Where the cold waters of the Labrador current meet the clear warm Gulf Stream waters,  lies a place called the "Graveyard of the Atlantic".  For as long as men have sailed the seas, they have found their way to the Barrier Islands of North Carolina.  But their arrival has not always been a pleasant one.  For many of these vessels, the hazardous shifting shoals, German U-boats, and just plain old sailor error have determined their fate.  Weather in the Graveyard is unpredictable and can change in the span of a few minutes.  The shifting sand shoals continuously move about, providing a challenge for even the seasoned mariner.  The tragic irony is that many of these ships who dared to take their chances close to the shores of North Carolina now sit on the bottom of the Atlantic, a testament to Man versus Nature.

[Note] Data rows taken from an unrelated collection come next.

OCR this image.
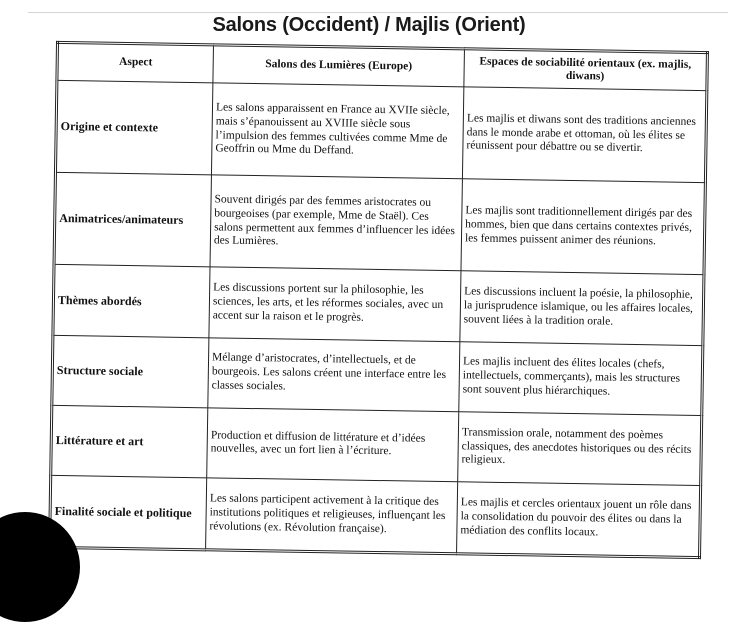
Salons (Occident) / Majlis (Orient)
Aspect	Salons des Lumières (Europe)	Espaces de sociabilité orientaux (ex. majlis, diwans)
Origine et contexte	Les salons apparaissent en France au XVIIe siècle, mais s’épanouissent au XVIIIe siècle sous l’impulsion des femmes cultivées comme Mme de Geoffrin ou Mme du Deffand.	Les majlis et diwans sont des traditions anciennes dans le monde arabe et ottoman, où les élites se réunissent pour débattre ou se divertir.
Animatrices/animateurs	Souvent dirigés par des femmes aristocrates ou bourgeoises (par exemple, Mme de Staël). Ces salons permettent aux femmes d’influencer les idées des Lumières.	Les majlis sont traditionnellement dirigés par des hommes, bien que dans certains contextes privés, les femmes puissent animer des réunions.
Thèmes abordés	Les discussions portent sur la philosophie, les sciences, les arts, et les réformes sociales, avec un accent sur la raison et le progrès.	Les discussions incluent la poésie, la philosophie, la jurisprudence islamique, ou les affaires locales, souvent liées à la tradition orale.
Structure sociale	Mélange d’aristocrates, d’intellectuels, et de bourgeois. Les salons créent une interface entre les classes sociales.	Les majlis incluent des élites locales (chefs, intellectuels, commerçants), mais les structures sont souvent plus hiérarchiques.
Littérature et art	Production et diffusion de littérature et d’idées nouvelles, avec un fort lien à l’écriture.	Transmission orale, notamment des poèmes classiques, des anecdotes historiques ou des récits religieux.
Finalité sociale et politique	Les salons participent activement à la critique des institutions politiques et religieuses, influençant les révolutions (ex. Révolution française).	Les majlis et cercles orientaux jouent un rôle dans la consolidation du pouvoir des élites ou dans la médiation des conflits locaux.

North Carolina is considered to be the wreck diving capital of the United States by many, and we have over two thousand sunken vessels within an hour or so ride from our coast,  Our dive season runs from April to November without a dry suit, and visibility on our off shore wrecks is usually in the sixty foot range, but some days it can be one hundred feet or more.  Water temperatures in the summer are usually in the high seventies.  North Carolina offers something for every diver.  We have wrecks that sit upright on the bottom at sixty feet for the novice scuba diver, wrecks that sit in one hundred feet of water for the experienced scuba diver, and wrecks that lie in more than one hundred and fifty feet for the technical diver.